OK, so this probably won’t surprise most people, but it’s fairly common for individuals to accept artificially low pay, and in an insightful Forbes post titled “The Three Reasons You’re Underpaid,” writer Liz Ryan explains why this is a mistake. It’s not simply a matter of costing yourself money and denying yourself the vacations and fancy clothes you could be enjoying.
“It isn’t humble or modest or praiseworthy to undervalue yourself,” Ryan writes. Instead, she claims, those who settle for low pay risk not being taken seriously. In the professional world, it’s all about having “mojo,” and if you give the impression you’ll settle for whatever employers are willing to give you, you might mark yourself as mojo-deficient.
So why do people get stuck earning less than they should? The first factor Ryan cites is “salary compression.” If you stay with the same company long enough, you’re likely to receive cost-of-living increases that don’t reflect what others in your industry are making. Essentially, Ryan explains, companies are betting you’re less than thrilled about the hassle and uncertainty of looking for a new job, and that you’re willing to take security over the higher wages you could be earning elsewhere.

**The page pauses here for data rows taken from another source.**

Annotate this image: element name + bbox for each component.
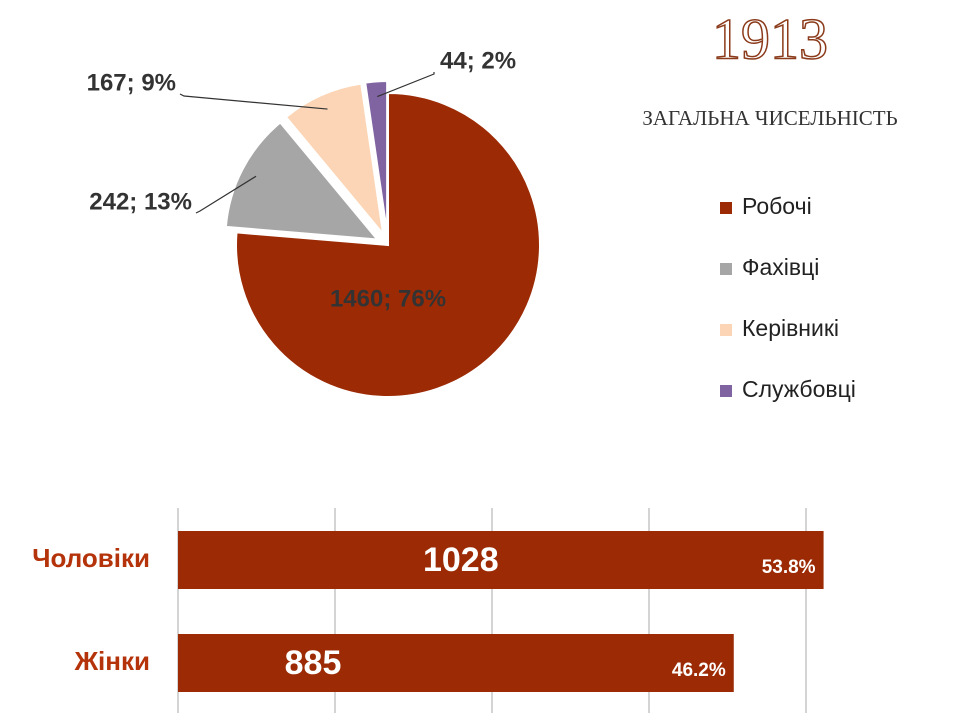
data-label: 44; 2%	[440, 47, 516, 74]
share-label: 53.8%	[762, 557, 816, 578]
legend-swatch	[720, 324, 732, 336]
legend-label: Керівникі	[742, 315, 839, 341]
chart-title: 1913	[712, 6, 828, 71]
bar	[178, 531, 824, 589]
pie-slice	[364, 80, 389, 234]
leader-line	[179, 93, 328, 110]
legend-swatch	[720, 202, 732, 214]
bar	[178, 634, 734, 692]
y-tick-label: Жінки	[74, 646, 150, 676]
legend-label: Фахівці	[742, 254, 819, 280]
pie-slice	[224, 121, 380, 241]
pie-slice	[284, 82, 385, 238]
legend-swatch	[720, 385, 732, 397]
data-label: 1460; 76%	[330, 285, 446, 312]
pie-slice	[235, 91, 541, 398]
data-label: 885	[285, 644, 342, 682]
legend-swatch	[720, 263, 732, 275]
legend-label: Робочі	[742, 193, 812, 219]
leader-line	[377, 72, 435, 98]
data-label: 242; 13%	[89, 188, 192, 215]
share-label: 46.2%	[672, 660, 726, 681]
data-label: 167; 9%	[87, 69, 176, 96]
chart-subtitle: ЗАГАЛЬНА ЧИСЕЛЬНІСТЬ	[642, 106, 897, 130]
legend-label: Службовці	[742, 376, 856, 402]
leader-line	[195, 175, 257, 214]
data-label: 1028	[423, 541, 499, 579]
y-tick-label: Чоловіки	[32, 543, 150, 573]
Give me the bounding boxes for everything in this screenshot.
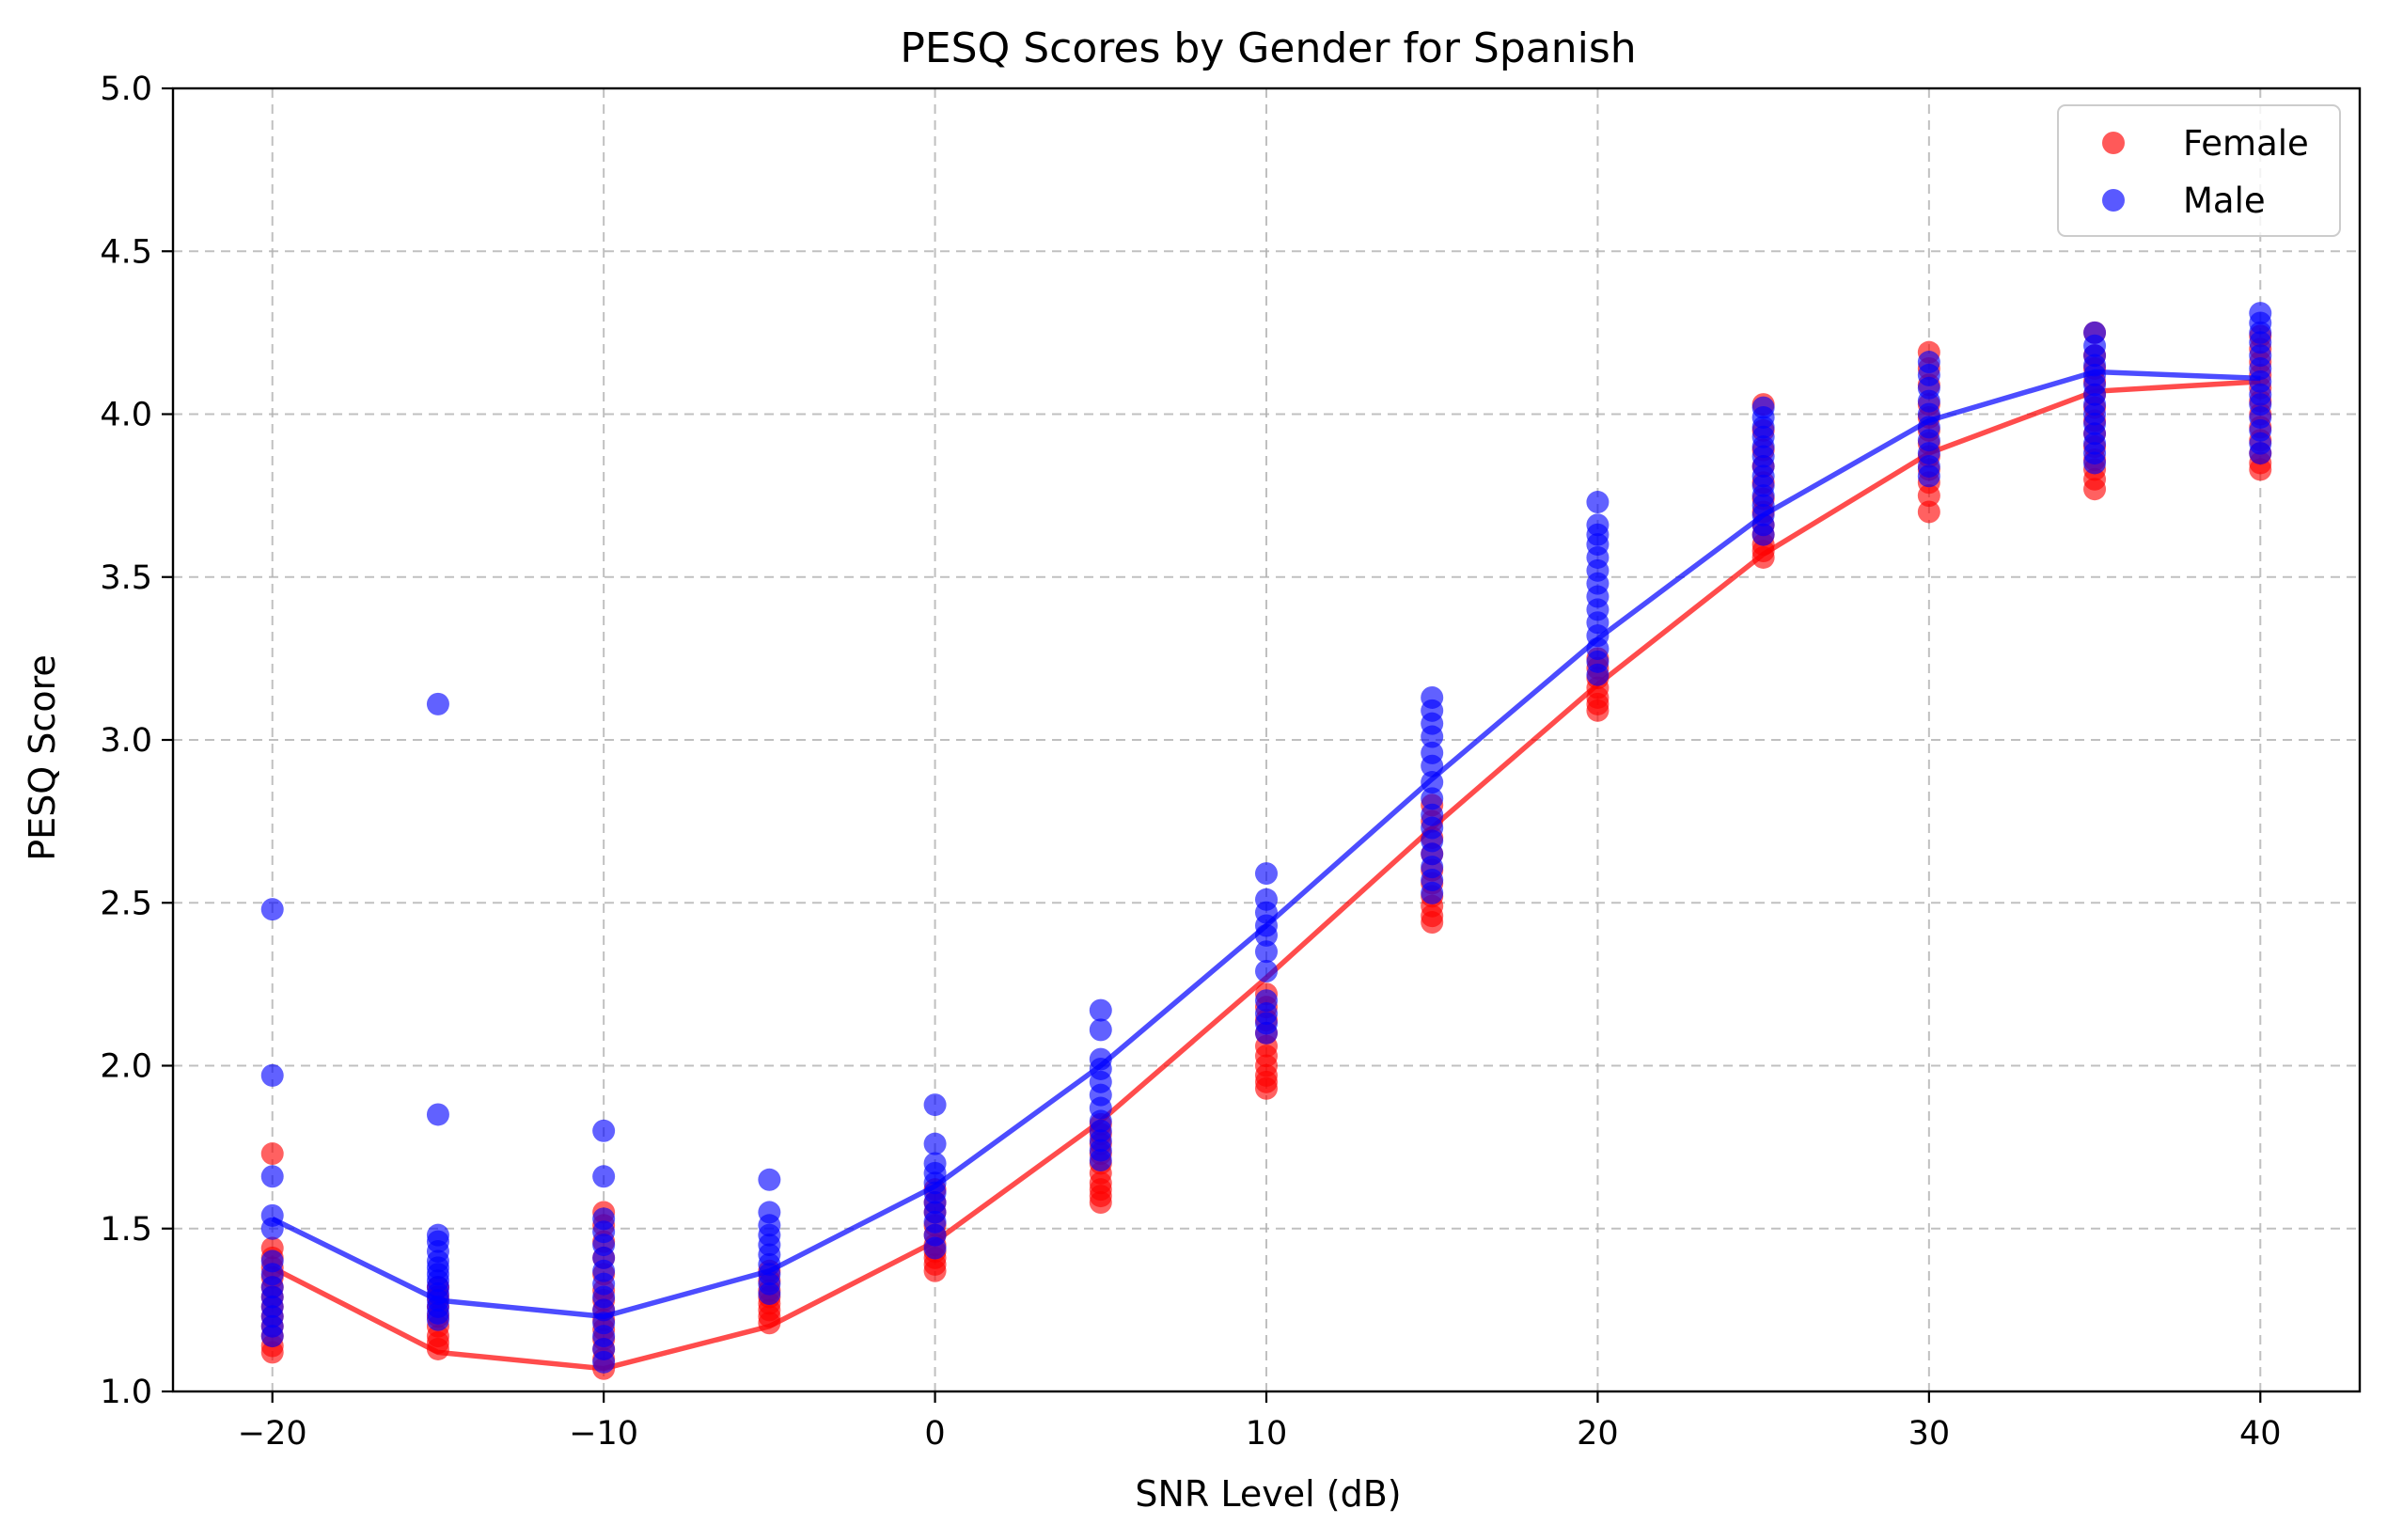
male-point (1421, 741, 1444, 764)
y-tick-label: 1.0 (100, 1374, 152, 1411)
y-tick-label: 2.5 (100, 885, 152, 922)
male-point (260, 1249, 284, 1273)
male-point (1255, 960, 1278, 983)
male-point (426, 1103, 449, 1126)
male-point (592, 1119, 616, 1142)
x-tick-label: −10 (569, 1415, 638, 1453)
male-point (260, 1165, 284, 1188)
male-point (1255, 989, 1278, 1013)
male-point (1421, 803, 1444, 826)
male-point (1089, 1047, 1112, 1071)
legend-marker-female (2102, 132, 2125, 154)
y-tick-label: 4.0 (100, 397, 152, 434)
series-male (260, 302, 2272, 1374)
x-tick-label: −20 (238, 1415, 307, 1453)
x-tick-label: 40 (2239, 1415, 2282, 1453)
legend: Female Male (2057, 104, 2341, 237)
y-tick-label: 3.5 (100, 559, 152, 597)
male-mean-line (271, 369, 2261, 1320)
x-axis-label: SNR Level (dB) (1135, 1473, 1401, 1515)
legend-label-female: Female (2183, 123, 2309, 164)
male-point (1089, 998, 1112, 1022)
y-axis-label: PESQ Score (22, 654, 63, 860)
male-point (426, 692, 449, 715)
x-tick-label: 0 (924, 1415, 945, 1453)
male-point (923, 1132, 947, 1155)
male-point (1917, 351, 1940, 374)
male-point (1421, 787, 1444, 810)
chart-title: PESQ Scores by Gender for Spanish (900, 24, 1636, 72)
male-point (592, 1207, 616, 1231)
male-point (923, 1093, 947, 1117)
male-point (260, 1063, 284, 1087)
legend-label-male: Male (2183, 181, 2266, 221)
male-point (1751, 396, 1775, 419)
female-point (260, 1142, 284, 1166)
male-point (592, 1165, 616, 1188)
male-point (758, 1201, 781, 1224)
male-point (260, 898, 284, 921)
male-point (426, 1223, 449, 1247)
female-point (1917, 500, 1940, 524)
male-point (1255, 888, 1278, 911)
tick-layer: −20 −10 0 10 20 30 40 1.0 1.5 2.0 2.5 3.0 3.5 4.0 4.5 5… (100, 71, 2281, 1453)
male-point (1255, 862, 1278, 886)
male-point (1586, 513, 1610, 537)
y-tick-label: 4.5 (100, 233, 152, 271)
male-point (2083, 321, 2107, 344)
y-tick-label: 3.0 (100, 722, 152, 760)
male-point (758, 1168, 781, 1191)
x-tick-label: 20 (1577, 1415, 1619, 1453)
y-tick-label: 5.0 (100, 71, 152, 108)
series-layer (260, 302, 2272, 1380)
male-point (1255, 940, 1278, 964)
male-point (1586, 491, 1610, 514)
x-tick-label: 30 (1908, 1415, 1951, 1453)
legend-marker-male (2102, 189, 2125, 212)
legend-box (2057, 104, 2341, 237)
y-tick-label: 2.0 (100, 1048, 152, 1086)
y-tick-label: 1.5 (100, 1211, 152, 1249)
male-point (1089, 1018, 1112, 1042)
x-tick-label: 10 (1246, 1415, 1288, 1453)
male-point (923, 1152, 947, 1175)
male-point (1421, 685, 1444, 709)
male-point (2249, 302, 2272, 325)
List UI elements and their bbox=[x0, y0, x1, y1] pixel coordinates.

While salary compression is the employer’s fault — it’s bad business, Ryan says, to “play chicken” with loyal workers — the next factor, “disconnection from the talent market,” is a flaw that workers themselves must own up to. If you lose sight of what folks in your field are making, you’re doing yourself a major disservice. Do your homework and find out just how green the grass is elsewhere.
Lastly, Ryan says, it’s “fear of negotiating” that keeps people from standing up for themselves and asking for the money their work warrants. Her advice: Figure out what “business pain” you solve for your company — i.e. what makes you so valuable — and what alleviation of said pain ought to be worth. Then use this knowledge as leverage for fair compensation.